Ammar sudah pindah dari markas Leysin. Memang keuangannya menjadi terganggu dan harus lebih hemat dari sebelumnya. Tapi, setidaknya ia akan tenang tanpa Eros ataupun rasa hutang budi.
Sekarang jam makan siang. Ammar sudah menghabiskan makanan yang bosnya bagikan pada karyawannya. Ia bersyukur karena Ammar tak punya cukup uang untuk membeli makan hari ini.

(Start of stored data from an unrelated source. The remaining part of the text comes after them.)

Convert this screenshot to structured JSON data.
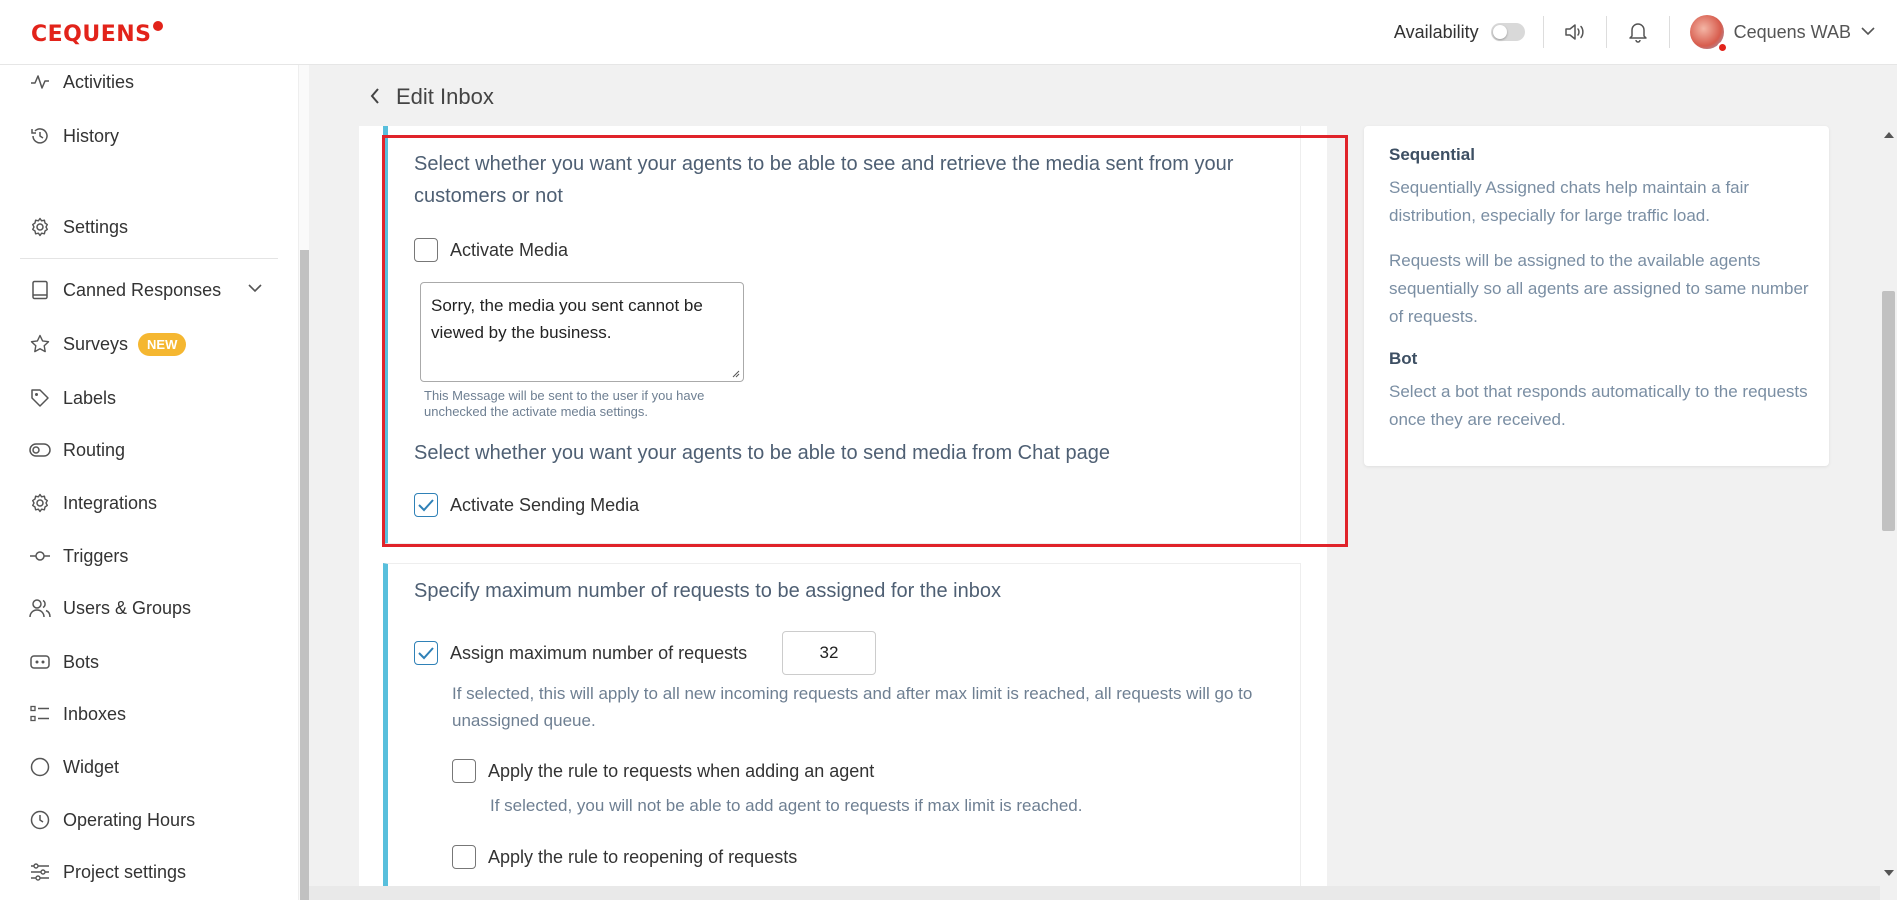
{
  "brand": {
    "logo_text": "CEQUENS",
    "accent": "#e2231a"
  },
  "topbar": {
    "availability_label": "Availability",
    "availability_on": false,
    "icons": [
      "speaker-icon",
      "bell-icon"
    ],
    "user_name": "Cequens WAB"
  },
  "sidebar": {
    "items": [
      {
        "label": "Activities",
        "icon": "activity-icon"
      },
      {
        "label": "History",
        "icon": "history-icon"
      },
      {
        "label": "Settings",
        "icon": "gear-icon"
      },
      {
        "label": "Canned Responses",
        "icon": "book-icon"
      },
      {
        "label": "Surveys",
        "icon": "star-icon",
        "badge": "NEW"
      },
      {
        "label": "Labels",
        "icon": "tag-icon"
      },
      {
        "label": "Routing",
        "icon": "routing-icon"
      },
      {
        "label": "Integrations",
        "icon": "gear-icon"
      },
      {
        "label": "Triggers",
        "icon": "trigger-icon"
      },
      {
        "label": "Users & Groups",
        "icon": "users-icon"
      },
      {
        "label": "Bots",
        "icon": "bot-icon"
      },
      {
        "label": "Inboxes",
        "icon": "list-icon"
      },
      {
        "label": "Widget",
        "icon": "circle-icon"
      },
      {
        "label": "Operating Hours",
        "icon": "clock-icon"
      },
      {
        "label": "Project settings",
        "icon": "sliders-icon"
      }
    ]
  },
  "page": {
    "title": "Edit Inbox"
  },
  "media_section": {
    "heading": "Select whether you want your agents to be able to see and retrieve the media sent from your customers or not",
    "activate_media_label": "Activate Media",
    "activate_media_checked": false,
    "message_value": "Sorry, the media you sent cannot be viewed by the business.",
    "message_hint": "This Message will be sent to the user if you have unchecked the activate media settings.",
    "send_heading": "Select whether you want your agents to be able to send media from Chat page",
    "activate_sending_label": "Activate Sending Media",
    "activate_sending_checked": true
  },
  "max_requests_section": {
    "heading": "Specify maximum number of requests to be assigned for the inbox",
    "assign_max_label": "Assign maximum number of requests",
    "assign_max_checked": true,
    "max_value": "32",
    "assign_max_desc": "If selected, this will apply to all new incoming requests and after max limit is reached, all requests will go to unassigned queue.",
    "rule_adding_label": "Apply the rule to requests when adding an agent",
    "rule_adding_checked": false,
    "rule_adding_desc": "If selected, you will not be able to add agent to requests if max limit is reached.",
    "rule_reopening_label": "Apply the rule to reopening of requests",
    "rule_reopening_checked": false
  },
  "info_panel": {
    "sequential_title": "Sequential",
    "sequential_text_1": "Sequentially Assigned chats help maintain a fair distribution, especially for large traffic load.",
    "sequential_text_2": "Requests will be assigned to the available agents sequentially so all agents are assigned to same number of requests.",
    "bot_title": "Bot",
    "bot_text": "Select a bot that responds automatically to the requests once they are received."
  },
  "colors": {
    "section_accent": "#58bfdc",
    "highlight_box": "#e0232a",
    "new_badge": "#f5b731",
    "checkbox_check": "#2f81b7"
  }
}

"Gimana, betah gak Mar di kos barunya?" Tanya Dani.
Remaja kecil itu mengangguk dengan senyum cerah. Walau ia hanya makan sehari sekali, Ammar tak mengeluh.
"Aman, Bang. Malah kadang ibunya kasih makan gratis." Ujarnya terkekeh.

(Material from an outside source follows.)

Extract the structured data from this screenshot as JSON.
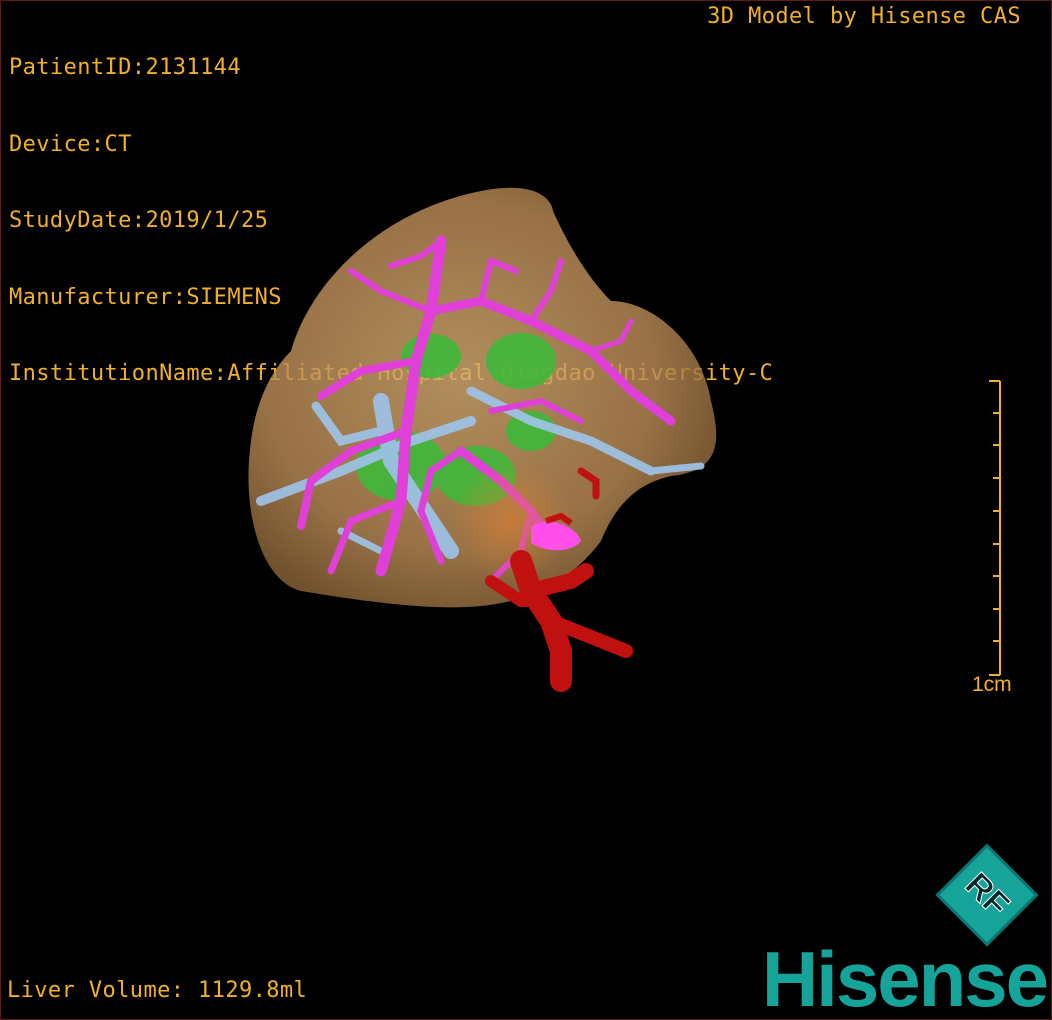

Yang Ammar katakan memang benar. Tapi, itu makanan sisa. Namun itu lebih baik dari pada makan mie instan tiap hari. Ia juga tak bisa makan bubur setengah harga milik Mang Mamat.
"Bagus deh. Gue tadinya khawatir, soalnya lo sendirian disana." Katanya.
Ammar memberikan gestur jempol tanda ia baik-baik saja. Ia sudah terbiasa hidup mandiri sejak kecil. Tak apa, Ammar harus bisa bertahan hingga umurnya legal dan mencari pekerjaan lebih.
Hingga sebuah mobil berwarna hitam mewah berhenti tepat di depan keduanya. Hanya Dani yang merasa takjub. Ammar memandang mobil itu sanksi. Sampai kaca belakang turun dan menampilkan pemuda yang akhir-akhir ini ia jumpai.
"Boleh pinjam dia?" Ujarnya.
Dani mengikuti pandangan pemuda itu dan mengerti jika dia memiliki urusan dengan Ammar. Belum sempat menjawab, suara Ammar menyela.
"Mau ngapain?" Tanya Ammar sewot.
Pemuda itu menatap tajam. Ia tidak suka ditolak. Apalagi oleh anak kecil tengil seperti Ammar ini.
"Makan siang."
"Gak perlu. Saya udah makan." Tolak Ammar tanpa berpikir.
Nial, pemuda yang mengajak Ammar makan siang itu berdecak sebal. Susah sekali membujuk anak itu untuk makan yang bahkan lebih enak dari nasi bungkus.
"Mama saya sudah masak banyak untuk kamu." Ujarnya beralasan.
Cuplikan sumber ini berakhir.